Connectivity loss during HA failover (FortiGate 100F – v7.2.8)
Good morning everyone,
I’m currently facing an issue with two FortiGate 100F clusters, both configured in HA (Active–Passive) mode, running firmware version 7.2.8.
Scenario
Each FortiGate pair is configured as an Active–Passive HA cluster.
Both clusters are interconnected through two point-to-point IPsec tunnels (using WAN1 and WAN2 interfaces).
Dynamic routing is handled via OSPF, while multicast traffic is managed using IGMP + PIM-Sparse Mode.
In the HA configuration, HA1 and HA2 are defined as heartbeat interfaces (both with the same priority — I’m not sure if that’s ideal), and WAN1 is configured as the only monitored interface to trigger failover.
Port 1 on both clusters is used for the internal LAN, connected to a switch distributing local traffic.
For OSPF, both IPsec tunnels are used for route propagation, with higher priority assigned to the tunnel over WAN1, and LAN interfaces set as passive.
Observed behavior
Under normal conditions everything works as expected:
OSPF adjacency forms correctly.
Routes are properly learned at both ends.
Security policies allow unicast and multicast traffic without issue.
However, during failover testing, I observed the following:
When WAN2 (secondary) is disconnected, there is no noticeable impact on traffic.
But when WAN1 (primary, monitored for HA) goes down, the failover occurs, and the backup becomes the new master.
Multicast traffic shows minimal disruption (1–2 seconds).
Unicast traffic (tested via ICMP ping between remote hosts) initially behaves similarly, losing only 1–2 packets, but after a few seconds (~5 ICMP packets), the connection drops again for about 20–30 seconds before recovering and stabilizing.

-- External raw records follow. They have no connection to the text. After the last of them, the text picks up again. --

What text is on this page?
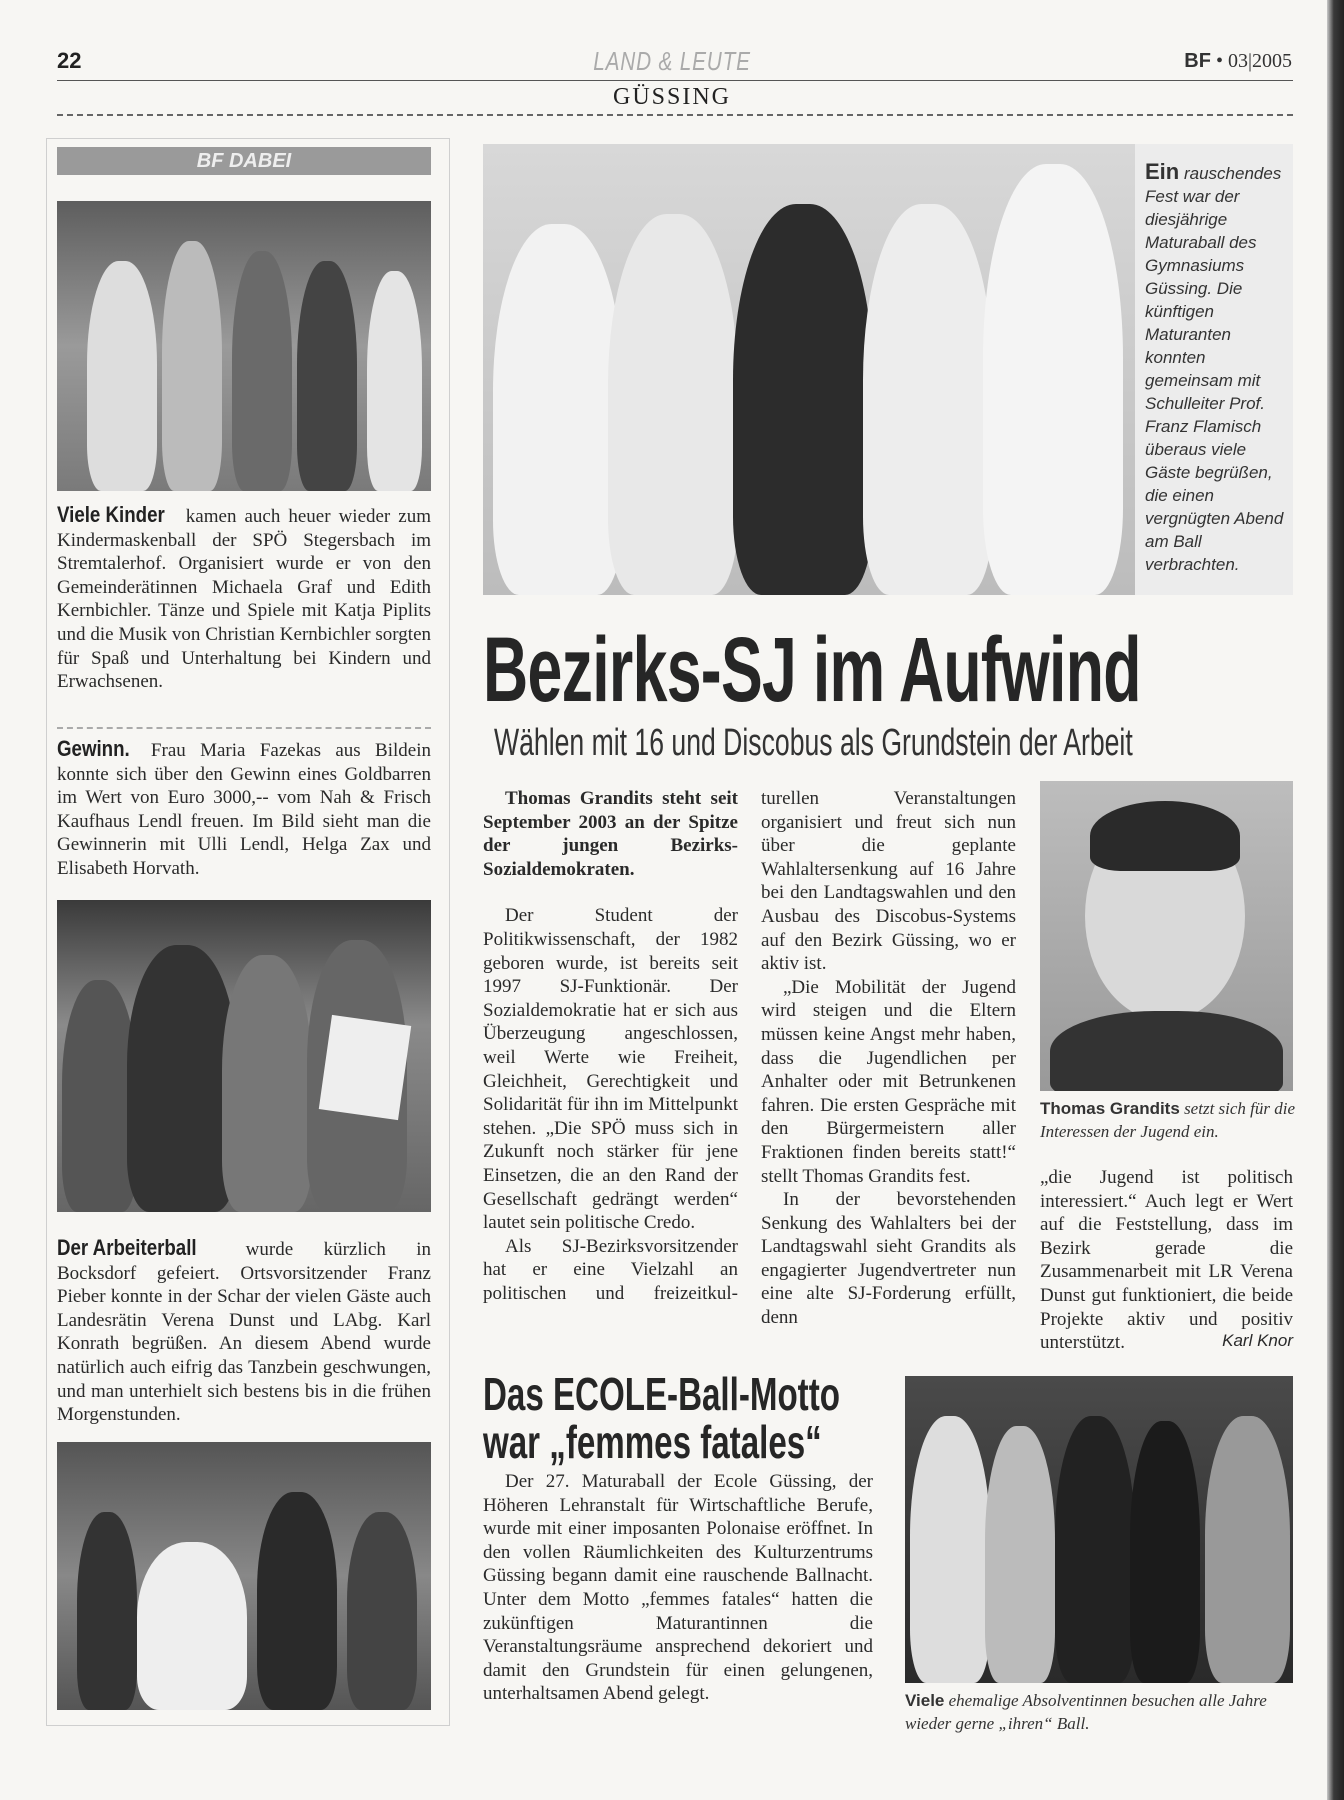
22	LAND & LEUTE	BF • 03|2005
GÜSSING
BF DABEI

Viele Kinder kamen auch heuer wieder zum Kindermaskenball der SPÖ Stegersbach im Stremtalerhof. Organisiert wurde er von den Gemeinderätinnen Michaela Graf und Edith Kernbichler. Tänze und Spiele mit Katja Piplits und die Musik von Christian Kernbichler sorgten für Spaß und Unterhaltung bei Kindern und Erwachsenen.

Gewinn. Frau Maria Fazekas aus Bildein konnte sich über den Gewinn eines Goldbarren im Wert von Euro 3000,-- vom Nah & Frisch Kaufhaus Lendl freuen. Im Bild sieht man die Gewinnerin mit Ulli Lendl, Helga Zax und Elisabeth Horvath.

Der Arbeiterball	wurde kürzlich in Bocksdorf gefeiert. Ortsvorsitzender Franz Pieber konnte in der Schar der vielen Gäste auch Landesrätin Verena Dunst und LAbg. Karl Konrath begrüßen. An diesem Abend wurde natürlich auch eifrig das Tanzbein geschwungen, und man unterhielt sich bestens bis in die frühen Morgenstunden.

Ein rauschendes Fest war der diesjährige Maturaball des Gymnasiums Güssing. Die künftigen Maturanten konnten gemeinsam mit Schulleiter Prof. Franz Flamisch überaus viele Gäste begrüßen, die einen vergnügten Abend am Ball verbrachten.
Bezirks-SJ im Aufwind
Wählen mit 16 und Discobus als Grundstein der Arbeit

Thomas Grandits steht seit September 2003 an der Spitze der jungen Bezirks-Sozialdemokraten.

Der Student der Politikwissenschaft, der 1982 geboren wurde, ist bereits seit 1997 SJ-Funktionär. Der Sozialdemokratie hat er sich aus Überzeugung angeschlossen, weil Werte wie Freiheit, Gleichheit, Gerechtigkeit und Solidarität für ihn im Mittelpunkt stehen. „Die SPÖ muss sich in Zukunft noch stärker für jene Einsetzen, die an den Rand der Gesellschaft gedrängt werden“ lautet sein politische Credo.

Als SJ-Bezirksvorsitzender hat er eine Vielzahl an politischen und freizeitkul-

turellen Veranstaltungen organisiert und freut sich nun über die geplante Wahlaltersenkung auf 16 Jahre bei den Landtagswahlen und den Ausbau des Discobus-Systems auf den Bezirk Güssing, wo er aktiv ist.

„Die Mobilität der Jugend wird steigen und die Eltern müssen keine Angst mehr haben, dass die Jugendlichen per Anhalter oder mit Betrunkenen fahren. Die ersten Gespräche mit den Bürgermeistern aller Fraktionen finden bereits statt!“ stellt Thomas Grandits fest.

In der bevorstehenden Senkung des Wahlalters bei der Landtagswahl sieht Grandits als engagierter Jugendvertreter nun eine alte SJ-Forderung erfüllt, denn

Thomas Grandits setzt sich für die Interessen der Jugend ein.

„die Jugend ist politisch interessiert.“ Auch legt er Wert auf die Feststellung, dass im Bezirk gerade die Zusammenarbeit mit LR Verena Dunst gut funktioniert, die beide Projekte aktiv und positiv unterstützt.	Karl Knor

Das ECOLE-Ball-Motto
war „femmes fatales“

Der 27. Maturaball der Ecole Güssing, der Höheren Lehranstalt für Wirtschaftliche Berufe, wurde mit einer imposanten Polonaise eröffnet. In den vollen Räumlichkeiten des Kulturzentrums Güssing begann damit eine rauschende Ballnacht. Unter dem Motto „femmes fatales“ hatten die zukünftigen Maturantinnen die Veranstaltungsräume ansprechend dekoriert und damit den Grundstein für einen gelungenen, unterhaltsamen Abend gelegt.	Viele ehemalige Absolventinnen besuchen alle Jahre wieder gerne „ihren“ Ball.
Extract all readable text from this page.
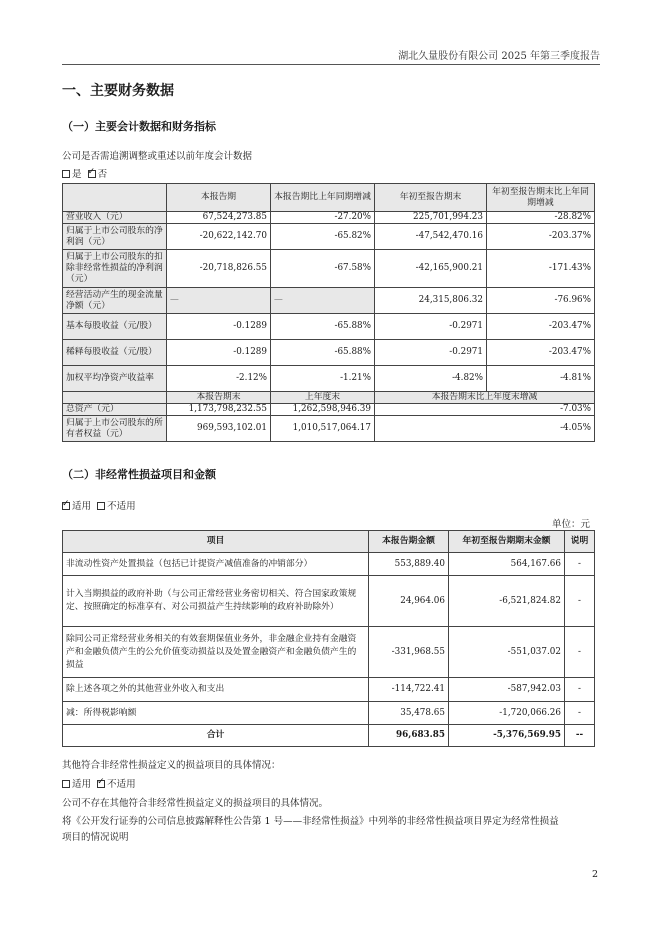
湖北久量股份有限公司 2025 年第三季度报告
一、主要财务数据
（一）主要会计数据和财务指标
公司是否需追溯调整或重述以前年度会计数据
是 ✓ 否
	本报告期	本报告期比上年同期增减	年初至报告期末	年初至报告期末比上年同期增减
营业收入（元）	67,524,273.85	-27.20%	225,701,994.23	-28.82%
归属于上市公司股东的净利润（元）	-20,622,142.70	-65.82%	-47,542,470.16	-203.37%
归属于上市公司股东的扣除非经常性损益的净利润（元）	-20,718,826.55	-67.58%	-42,165,900.21	-171.43%
经营活动产生的现金流量净额（元）	—	—	24,315,806.32	-76.96%
基本每股收益（元/股）	-0.1289	-65.88%	-0.2971	-203.47%
稀释每股收益（元/股）	-0.1289	-65.88%	-0.2971	-203.47%
加权平均净资产收益率	-2.12%	-1.21%	-4.82%	-4.81%
	本报告期末	上年度末	本报告期末比上年度末增减	
总资产（元）	1,173,798,232.55	1,262,598,946.39	-7.03%	
归属于上市公司股东的所有者权益（元）	969,593,102.01	1,010,517,064.17	-4.05%	
（二）非经常性损益项目和金额
✓适用 不适用
单位：元
项目	本报告期金额	年初至报告期期末金额	说明
非流动性资产处置损益（包括已计提资产减值准备的冲销部分）	553,889.40	564,167.66	-
计入当期损益的政府补助（与公司正常经营业务密切相关、符合国家政策规定、按照确定的标准享有、对公司损益产生持续影响的政府补助除外）	24,964.06	-6,521,824.82	-
除同公司正常经营业务相关的有效套期保值业务外，非金融企业持有金融资产和金融负债产生的公允价值变动损益以及处置金融资产和金融负债产生的损益	-331,968.55	-551,037.02	-
除上述各项之外的其他营业外收入和支出	-114,722.41	-587,942.03	-
减：所得税影响额	35,478.65	-1,720,066.26	-
合计	96,683.85	-5,376,569.95	--
其他符合非经常性损益定义的损益项目的具体情况：
适用 ✓ 不适用
公司不存在其他符合非经常性损益定义的损益项目的具体情况。
将《公开发行证券的公司信息披露解释性公告第 1 号——非经常性损益》中列举的非经常性损益项目界定为经常性损益
项目的情况说明
2
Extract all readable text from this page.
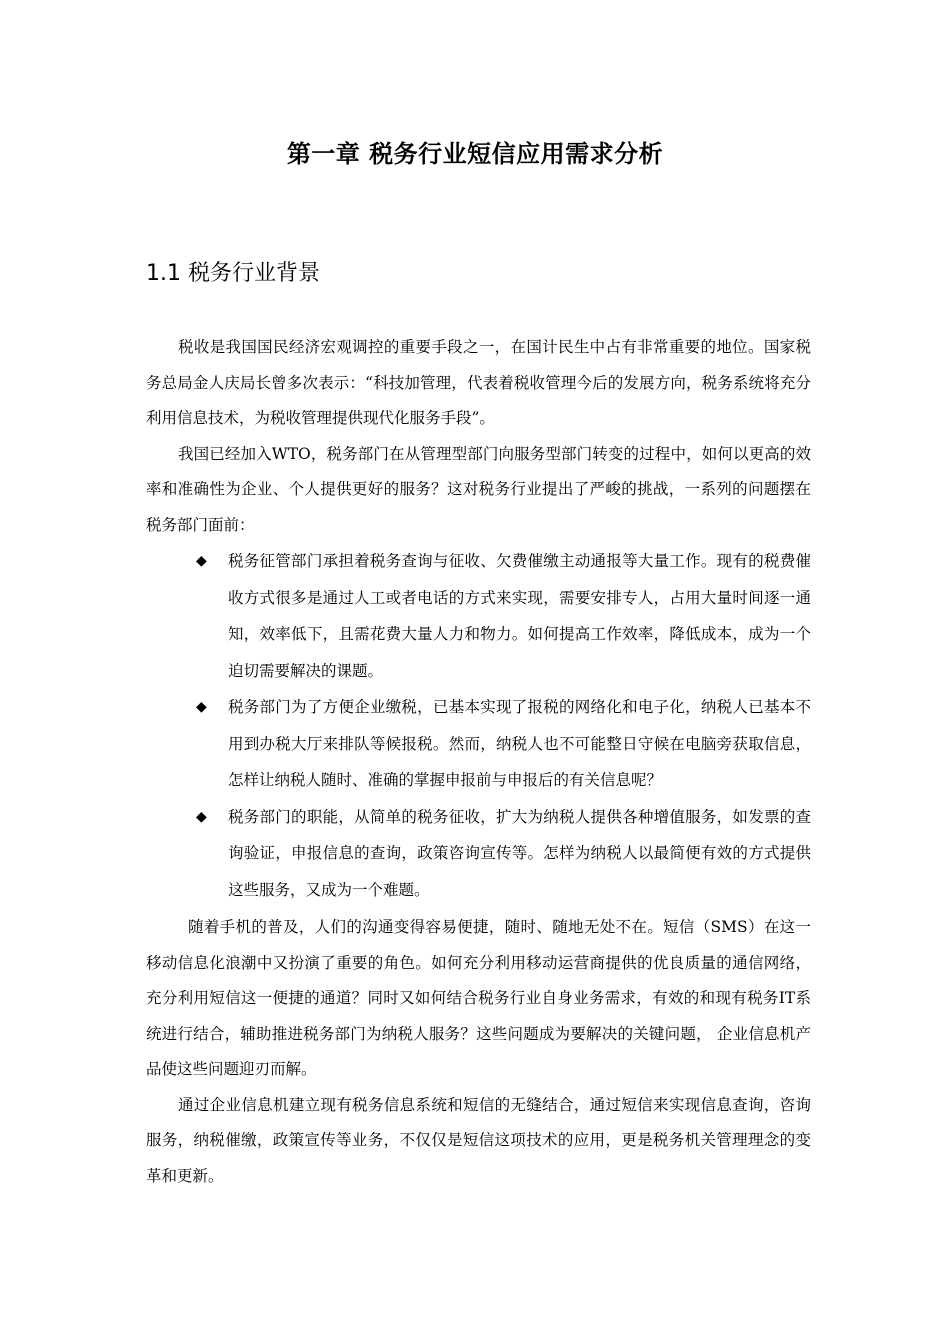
第一章 税务行业短信应用需求分析
1.1 税务行业背景

税收是我国国民经济宏观调控的重要手段之一，在国计民生中占有非常重要的地位。国家税务总局金人庆局长曾多次表示：“科技加管理，代表着税收管理今后的发展方向，税务系统将充分利用信息技术，为税收管理提供现代化服务手段”。

我国已经加入WTO，税务部门在从管理型部门向服务型部门转变的过程中，如何以更高的效率和准确性为企业、个人提供更好的服务？这对税务行业提出了严峻的挑战，一系列的问题摆在税务部门面前：

◆ 税务征管部门承担着税务查询与征收、欠费催缴主动通报等大量工作。现有的税费催收方式很多是通过人工或者电话的方式来实现，需要安排专人，占用大量时间逐一通知，效率低下，且需花费大量人力和物力。如何提高工作效率，降低成本，成为一个迫切需要解决的课题。
◆ 税务部门为了方便企业缴税，已基本实现了报税的网络化和电子化，纳税人已基本不用到办税大厅来排队等候报税。然而，纳税人也不可能整日守候在电脑旁获取信息，怎样让纳税人随时、准确的掌握申报前与申报后的有关信息呢？
◆ 税务部门的职能，从简单的税务征收，扩大为纳税人提供各种增值服务，如发票的查询验证，申报信息的查询，政策咨询宣传等。怎样为纳税人以最简便有效的方式提供这些服务，又成为一个难题。

随着手机的普及，人们的沟通变得容易便捷，随时、随地无处不在。短信（SMS）在这一移动信息化浪潮中又扮演了重要的角色。如何充分利用移动运营商提供的优良质量的通信网络，充分利用短信这一便捷的通道？同时又如何结合税务行业自身业务需求，有效的和现有税务IT系统进行结合，辅助推进税务部门为纳税人服务？这些问题成为要解决的关键问题， 企业信息机产品使这些问题迎刃而解。

通过企业信息机建立现有税务信息系统和短信的无缝结合，通过短信来实现信息查询，咨询服务，纳税催缴，政策宣传等业务，不仅仅是短信这项技术的应用，更是税务机关管理理念的变革和更新。
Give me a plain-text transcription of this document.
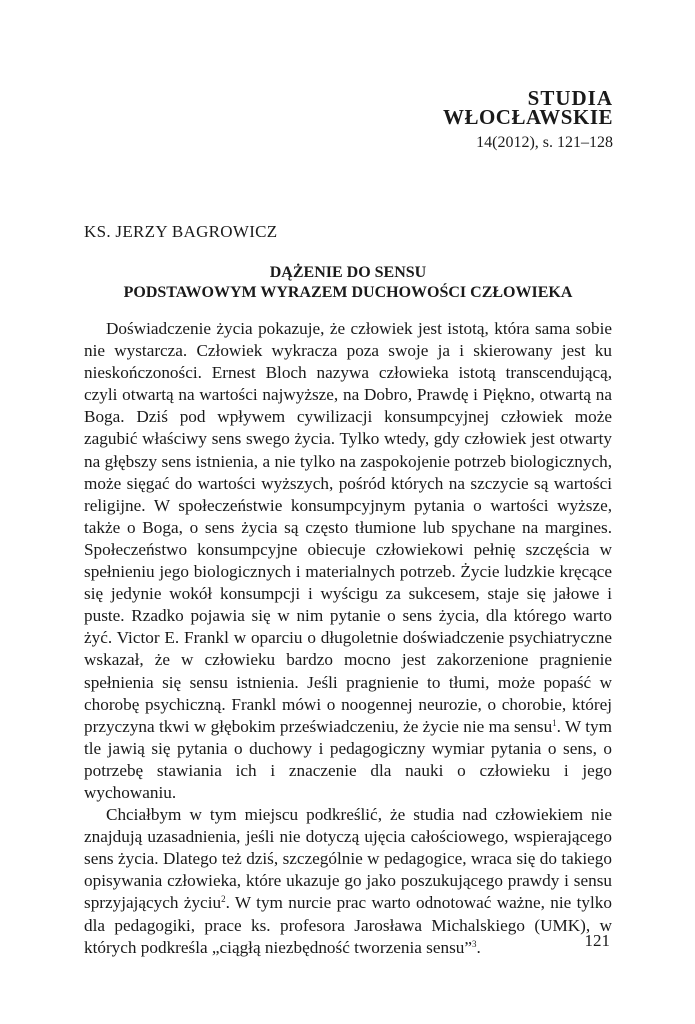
STUDIA
WŁOCŁAWSKIE
14(2012), s. 121–128
KS. JERZY BAGROWICZ
DĄŻENIE DO SENSU
PODSTAWOWYM WYRAZEM DUCHOWOŚCI CZŁOWIEKA

Doświadczenie życia pokazuje, że człowiek jest istotą, która sama sobie nie wystarcza. Człowiek wykracza poza swoje ja i skierowany jest ku nieskończoności. Ernest Bloch nazywa człowieka istotą transcendującą, czyli otwartą na wartości najwyższe, na Dobro, Prawdę i Piękno, otwartą na Boga. Dziś pod wpływem cywilizacji konsumpcyjnej człowiek może zagubić właściwy sens swego życia. Tylko wtedy, gdy człowiek jest otwarty na głębszy sens istnienia, a nie tylko na zaspokojenie potrzeb biologicznych, może sięgać do wartości wyższych, pośród których na szczycie są wartości religijne. W społeczeństwie konsumpcyjnym pytania o wartości wyższe, także o Boga, o sens życia są często tłumione lub spychane na margines. Społeczeństwo konsumpcyjne obiecuje człowiekowi pełnię szczęścia w spełnieniu jego biologicznych i materialnych potrzeb. Życie ludzkie kręcące się jedynie wokół konsumpcji i wyścigu za sukcesem, staje się jałowe i puste. Rzadko pojawia się w nim pytanie o sens życia, dla którego warto żyć. Victor E. Frankl w oparciu o długoletnie doświadczenie psychiatryczne wskazał, że w człowieku bardzo mocno jest zakorzenione pragnienie spełnienia się sensu istnienia. Jeśli pragnienie to tłumi, może popaść w chorobę psychiczną. Frankl mówi o noogennej neurozie, o chorobie, której przyczyna tkwi w głębokim przeświadczeniu, że życie nie ma sensu$^1$. W tym tle jawią się pytania o duchowy i pedagogiczny wymiar pytania o sens, o potrzebę stawiania ich i znaczenie dla nauki o człowieku i jego wychowaniu.

Chciałbym w tym miejscu podkreślić, że studia nad człowiekiem nie znajdują uzasadnienia, jeśli nie dotyczą ujęcia całościowego, wspierającego sens życia. Dlatego też dziś, szczególnie w pedagogice, wraca się do takiego opisywania człowieka, które ukazuje go jako poszukującego prawdy i sensu sprzyjających życiu$^2$. W tym nurcie prac warto odnotować ważne, nie tylko dla pedagogiki, prace ks. profesora Jarosława Michalskiego (UMK), w których podkreśla „ciągłą niezbędność tworzenia sensu”$^3$.	121
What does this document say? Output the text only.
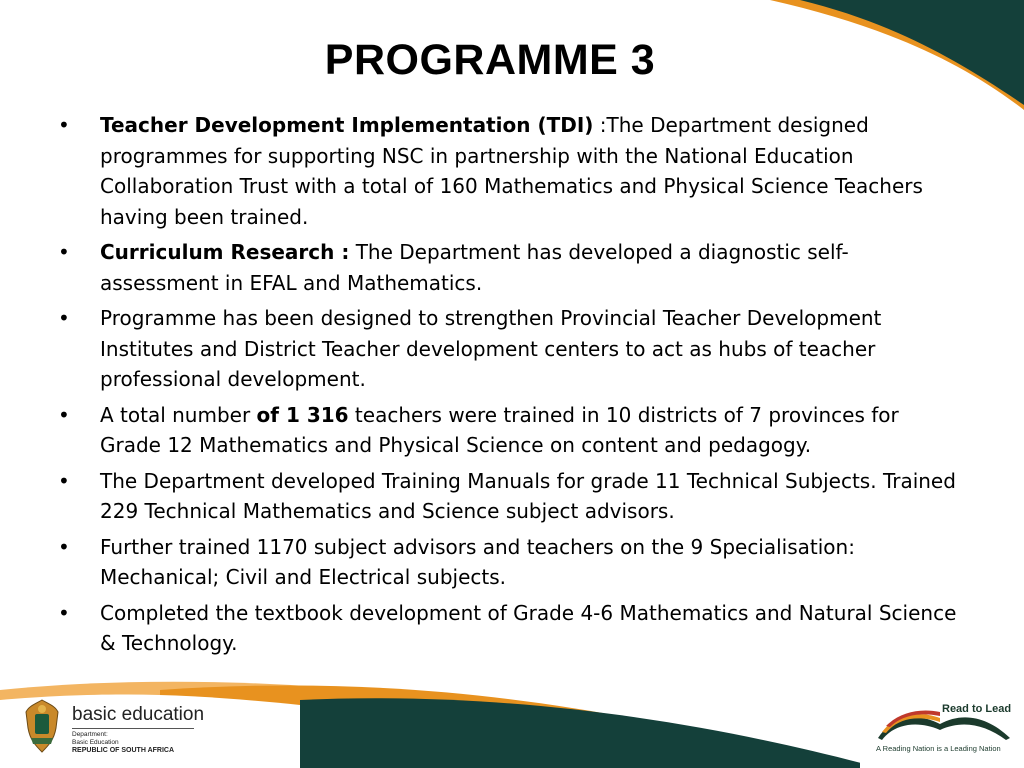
PROGRAMME 3
• Teacher Development Implementation (TDI) :The Department designed programmes for supporting NSC in partnership with the National Education Collaboration Trust with a total of 160 Mathematics and Physical Science Teachers having been trained.
• Curriculum Research : The Department has developed a diagnostic self-assessment in EFAL and Mathematics.
• Programme has been designed to strengthen Provincial Teacher Development Institutes and District Teacher development centers to act as hubs of teacher professional development.
• A total number of 1 316 teachers were trained in 10 districts of 7 provinces for Grade 12 Mathematics and Physical Science on content and pedagogy.
• The Department developed Training Manuals for grade 11 Technical Subjects. Trained 229 Technical Mathematics and Science subject advisors.
• Further trained 1170 subject advisors and teachers on the 9 Specialisation: Mechanical; Civil and Electrical subjects.
• Completed the textbook development of Grade 4-6 Mathematics and Natural Science & Technology.
basic education
Department:
Basic Education
REPUBLIC OF SOUTH AFRICA
Read to Lead
A Reading Nation is a Leading Nation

When performing the same test with one FortiGate from each cluster powered off (no HA role change possible), this issue does not occur — traffic switches between WAN links within ~2 seconds. This strongly suggests the issue is related to HA role switching or session synchronization.
Question
Could anyone help me understand the reason for this unicast connectivity loss during HA master failover?
Is there a way to mitigate or tune this behavior (e.g., adjusting convergence timers, session sync parameters, or OSPF handling during failover)?
Is it expected that connectivity briefly restores and then drops again a few seconds after the failover event?
Any insights or similar experiences would be greatly appreciated.
Best regards.